Confesso di aver provato una certa consolazione nel vedere, questa sera ai telegiornali, migliaia e migliaia di persone scese in piazza, spesso sotto una pioggia torrenziale, per esprimere solidarietà alla popolazione di Gaza.
Non parlo di quel branco di imbecilli per i quali ogni occasione è buona per atti violenti. Parlo delle migliaia di giovani, delle famiglie con figli, talvolta anche molto piccoli, che hanno sfilato pacificamente per le vie di tantissime città. Parlo dei loro volti pacifici ma preoccupati per ciò che sta accadendo a pochi chilometri da casa nostra, delle parole commosse e solidali rivolte a chi sta attraversando giornate terribili, di quella solidarietà schietta, non retorica, semplice, che è tipica di chi vuole esprimere vicinanza e compassione a un altro essere umano.
Mi sono sentito confortato da quelle immagini perché mi hanno fatto sentire meno solo, meno “strano”, meno isolato, ma in compagnia di tanta gente che prova, come me, repulsione per ciò che sta accadendo, vergogna per quello che, come Occidente, non stiamo facendo, e tanta umana solidarietà verso donne e uomini come me che stanno vivendo questa tragedia.
È stata una giornata di grande partecipazione e consapevolezza collettiva, un atto di memoria e risveglio, un presidio morale ed umano di fronte alla disumanità e alla violenza che avanzano. È stato bello vedere tante coscienze che hanno detto no, che hanno espresso dissenso, la loro ribellione, il loro dire «noi non ci stiamo».
La mia paura maggiore, osservando anche quanto accade oltre oceano, non è tanto e non solo la violenza che avanza, ma il silenzio di chi assiste pavido agli avvenimenti, la rassegnazione dei molti, la vigliaccheria e l’indifferenza di tanta gente, che si volta dall’altra parte. Mi spaventano le coscienze che si addormentano, che non restano vigili e sveglie di fronte al male che avanza, che sono sopite ed annebbiate nella retorica dell’aggressività.
Forse ha ragione la presidente Meloni quando afferma che le persone in piazza oggi non cambieranno una virgola di ciò che accade a Gaza. Ma lo scopo di tali eventi non è cambiare la storia, bensì cambiare noi stessi.

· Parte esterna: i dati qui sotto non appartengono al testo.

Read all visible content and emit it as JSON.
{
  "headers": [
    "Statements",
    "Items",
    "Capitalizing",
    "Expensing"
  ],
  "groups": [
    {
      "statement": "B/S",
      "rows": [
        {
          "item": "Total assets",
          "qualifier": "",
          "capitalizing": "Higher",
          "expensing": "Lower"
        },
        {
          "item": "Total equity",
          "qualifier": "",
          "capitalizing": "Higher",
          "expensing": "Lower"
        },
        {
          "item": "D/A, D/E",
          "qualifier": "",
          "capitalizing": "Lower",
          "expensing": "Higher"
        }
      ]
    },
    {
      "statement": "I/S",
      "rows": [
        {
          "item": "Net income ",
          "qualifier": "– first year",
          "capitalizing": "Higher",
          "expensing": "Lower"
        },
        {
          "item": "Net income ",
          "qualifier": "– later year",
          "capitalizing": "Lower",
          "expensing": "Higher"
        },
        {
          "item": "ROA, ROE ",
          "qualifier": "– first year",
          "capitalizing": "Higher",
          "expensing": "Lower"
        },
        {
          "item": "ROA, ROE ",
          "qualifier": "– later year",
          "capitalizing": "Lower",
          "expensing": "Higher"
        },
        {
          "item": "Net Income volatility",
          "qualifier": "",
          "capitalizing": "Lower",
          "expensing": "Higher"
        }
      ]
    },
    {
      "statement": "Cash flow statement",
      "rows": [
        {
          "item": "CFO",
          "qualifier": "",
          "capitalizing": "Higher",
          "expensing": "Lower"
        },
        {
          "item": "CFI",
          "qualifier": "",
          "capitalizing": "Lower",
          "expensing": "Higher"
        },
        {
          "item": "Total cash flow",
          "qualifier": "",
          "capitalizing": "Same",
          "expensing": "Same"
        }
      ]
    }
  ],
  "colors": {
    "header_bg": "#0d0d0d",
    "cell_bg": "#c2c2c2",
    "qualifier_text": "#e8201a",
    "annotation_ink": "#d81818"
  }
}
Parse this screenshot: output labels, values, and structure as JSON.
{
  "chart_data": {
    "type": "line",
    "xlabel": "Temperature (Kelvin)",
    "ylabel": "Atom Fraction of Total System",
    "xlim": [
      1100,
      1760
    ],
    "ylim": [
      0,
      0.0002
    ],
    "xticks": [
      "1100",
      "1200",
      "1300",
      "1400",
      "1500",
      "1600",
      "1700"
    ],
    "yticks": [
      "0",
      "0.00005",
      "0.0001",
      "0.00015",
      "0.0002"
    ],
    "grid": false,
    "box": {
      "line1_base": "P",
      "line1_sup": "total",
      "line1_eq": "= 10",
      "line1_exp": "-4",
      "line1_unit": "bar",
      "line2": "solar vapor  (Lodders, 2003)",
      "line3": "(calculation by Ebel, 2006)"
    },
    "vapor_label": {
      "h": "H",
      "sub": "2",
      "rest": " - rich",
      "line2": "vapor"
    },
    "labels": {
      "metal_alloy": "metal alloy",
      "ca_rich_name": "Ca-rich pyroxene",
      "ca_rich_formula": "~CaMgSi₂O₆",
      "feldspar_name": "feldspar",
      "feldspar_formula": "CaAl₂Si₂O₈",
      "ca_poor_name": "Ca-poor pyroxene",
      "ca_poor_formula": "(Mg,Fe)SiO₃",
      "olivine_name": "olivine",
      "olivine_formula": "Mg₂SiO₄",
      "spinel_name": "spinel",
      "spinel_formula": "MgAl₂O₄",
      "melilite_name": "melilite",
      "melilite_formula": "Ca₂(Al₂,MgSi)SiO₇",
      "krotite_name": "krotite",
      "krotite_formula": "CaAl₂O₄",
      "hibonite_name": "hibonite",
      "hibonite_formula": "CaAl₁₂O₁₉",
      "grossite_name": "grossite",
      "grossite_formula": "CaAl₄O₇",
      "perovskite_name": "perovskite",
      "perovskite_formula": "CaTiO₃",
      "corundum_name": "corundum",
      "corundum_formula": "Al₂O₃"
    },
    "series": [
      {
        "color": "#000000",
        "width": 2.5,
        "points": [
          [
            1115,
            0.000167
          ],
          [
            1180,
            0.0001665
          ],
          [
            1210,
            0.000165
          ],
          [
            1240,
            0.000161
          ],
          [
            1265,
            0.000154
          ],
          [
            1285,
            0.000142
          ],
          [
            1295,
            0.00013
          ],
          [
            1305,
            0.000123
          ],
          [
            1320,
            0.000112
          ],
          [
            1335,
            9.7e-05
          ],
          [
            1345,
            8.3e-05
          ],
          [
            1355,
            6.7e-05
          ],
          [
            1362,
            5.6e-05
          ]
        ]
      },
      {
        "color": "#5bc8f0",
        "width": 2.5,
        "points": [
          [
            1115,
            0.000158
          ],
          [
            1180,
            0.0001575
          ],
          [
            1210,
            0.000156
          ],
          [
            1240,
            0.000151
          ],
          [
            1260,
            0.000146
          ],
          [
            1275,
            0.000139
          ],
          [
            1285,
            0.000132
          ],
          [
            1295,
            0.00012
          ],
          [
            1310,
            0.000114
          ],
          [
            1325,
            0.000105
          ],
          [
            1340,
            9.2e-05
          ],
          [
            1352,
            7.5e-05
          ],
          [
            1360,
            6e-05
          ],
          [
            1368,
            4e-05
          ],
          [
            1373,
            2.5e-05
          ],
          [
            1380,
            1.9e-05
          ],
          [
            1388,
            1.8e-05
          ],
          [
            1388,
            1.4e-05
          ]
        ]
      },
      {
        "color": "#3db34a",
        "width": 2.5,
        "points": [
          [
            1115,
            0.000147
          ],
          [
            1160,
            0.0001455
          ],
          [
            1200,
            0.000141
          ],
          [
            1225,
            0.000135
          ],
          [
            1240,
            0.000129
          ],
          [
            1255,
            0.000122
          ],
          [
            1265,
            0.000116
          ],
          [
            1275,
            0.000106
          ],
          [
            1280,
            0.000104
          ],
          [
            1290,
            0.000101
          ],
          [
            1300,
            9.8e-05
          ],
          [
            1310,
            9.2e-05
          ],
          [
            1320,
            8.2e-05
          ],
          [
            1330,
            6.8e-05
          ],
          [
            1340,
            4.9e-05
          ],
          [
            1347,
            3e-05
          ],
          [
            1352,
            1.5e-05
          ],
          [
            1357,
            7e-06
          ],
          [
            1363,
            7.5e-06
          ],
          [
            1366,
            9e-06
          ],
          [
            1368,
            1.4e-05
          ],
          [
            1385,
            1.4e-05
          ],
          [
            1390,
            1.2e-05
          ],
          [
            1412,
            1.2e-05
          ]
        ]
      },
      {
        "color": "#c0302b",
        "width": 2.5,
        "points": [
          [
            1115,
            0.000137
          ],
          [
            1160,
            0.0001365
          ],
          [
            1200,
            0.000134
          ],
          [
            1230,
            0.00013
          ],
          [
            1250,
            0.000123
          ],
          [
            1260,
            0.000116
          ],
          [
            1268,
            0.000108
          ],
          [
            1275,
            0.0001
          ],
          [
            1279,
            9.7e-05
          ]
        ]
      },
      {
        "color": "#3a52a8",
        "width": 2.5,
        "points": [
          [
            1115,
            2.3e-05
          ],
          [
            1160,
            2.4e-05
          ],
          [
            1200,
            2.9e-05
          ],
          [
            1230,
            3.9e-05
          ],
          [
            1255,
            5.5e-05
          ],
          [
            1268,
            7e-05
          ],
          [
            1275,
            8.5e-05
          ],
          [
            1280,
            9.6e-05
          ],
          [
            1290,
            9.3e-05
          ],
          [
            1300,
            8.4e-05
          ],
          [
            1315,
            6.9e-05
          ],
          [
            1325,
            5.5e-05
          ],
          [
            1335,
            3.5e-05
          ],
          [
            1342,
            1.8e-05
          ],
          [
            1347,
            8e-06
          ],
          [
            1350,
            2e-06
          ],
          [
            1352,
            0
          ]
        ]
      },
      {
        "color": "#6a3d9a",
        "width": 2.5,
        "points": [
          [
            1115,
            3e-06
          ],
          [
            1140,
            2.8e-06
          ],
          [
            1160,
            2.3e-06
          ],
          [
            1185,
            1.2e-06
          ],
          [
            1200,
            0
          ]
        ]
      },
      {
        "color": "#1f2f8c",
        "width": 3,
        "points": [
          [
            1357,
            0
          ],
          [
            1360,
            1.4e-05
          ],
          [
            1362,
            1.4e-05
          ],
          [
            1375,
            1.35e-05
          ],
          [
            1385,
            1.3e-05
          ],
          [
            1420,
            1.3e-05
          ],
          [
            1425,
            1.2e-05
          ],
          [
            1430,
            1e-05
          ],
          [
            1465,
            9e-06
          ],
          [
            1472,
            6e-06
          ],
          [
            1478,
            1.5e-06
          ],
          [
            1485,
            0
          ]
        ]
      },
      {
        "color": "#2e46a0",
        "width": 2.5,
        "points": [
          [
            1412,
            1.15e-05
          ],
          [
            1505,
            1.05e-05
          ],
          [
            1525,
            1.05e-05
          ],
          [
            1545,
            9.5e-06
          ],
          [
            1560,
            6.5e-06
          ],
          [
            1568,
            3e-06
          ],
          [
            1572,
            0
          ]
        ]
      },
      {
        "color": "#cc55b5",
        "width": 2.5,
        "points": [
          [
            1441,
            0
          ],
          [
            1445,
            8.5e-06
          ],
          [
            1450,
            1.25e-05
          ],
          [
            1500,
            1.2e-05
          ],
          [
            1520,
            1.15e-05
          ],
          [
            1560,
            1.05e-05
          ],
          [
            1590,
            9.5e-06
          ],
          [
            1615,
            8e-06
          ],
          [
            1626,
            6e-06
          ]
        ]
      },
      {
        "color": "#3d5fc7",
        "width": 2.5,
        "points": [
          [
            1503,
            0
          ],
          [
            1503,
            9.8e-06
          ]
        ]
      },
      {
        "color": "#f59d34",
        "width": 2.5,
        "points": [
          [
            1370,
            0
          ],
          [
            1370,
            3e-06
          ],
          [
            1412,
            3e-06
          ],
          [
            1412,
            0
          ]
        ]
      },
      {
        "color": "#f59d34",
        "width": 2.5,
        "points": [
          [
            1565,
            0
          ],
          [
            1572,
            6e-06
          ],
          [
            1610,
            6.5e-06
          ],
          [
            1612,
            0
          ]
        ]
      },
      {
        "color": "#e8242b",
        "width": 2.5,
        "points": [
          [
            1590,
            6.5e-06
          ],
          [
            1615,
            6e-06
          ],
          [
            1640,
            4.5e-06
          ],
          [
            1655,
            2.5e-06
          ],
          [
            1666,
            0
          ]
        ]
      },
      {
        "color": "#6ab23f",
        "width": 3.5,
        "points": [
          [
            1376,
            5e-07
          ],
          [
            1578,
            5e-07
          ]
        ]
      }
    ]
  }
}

Si scende in piazza per restare uomini, per non disperdere quella briciola di coscienza civile che ci è rimasta. Si scende in piazza, fisicamente o idealmente, per ritrovarci come comunità umana, per dirci ancora una volta i valori in cui crediamo e il futuro che vogliamo. Si lotta innanzitutto per noi stessi, per restare all’altezza della nostra vocazione umana.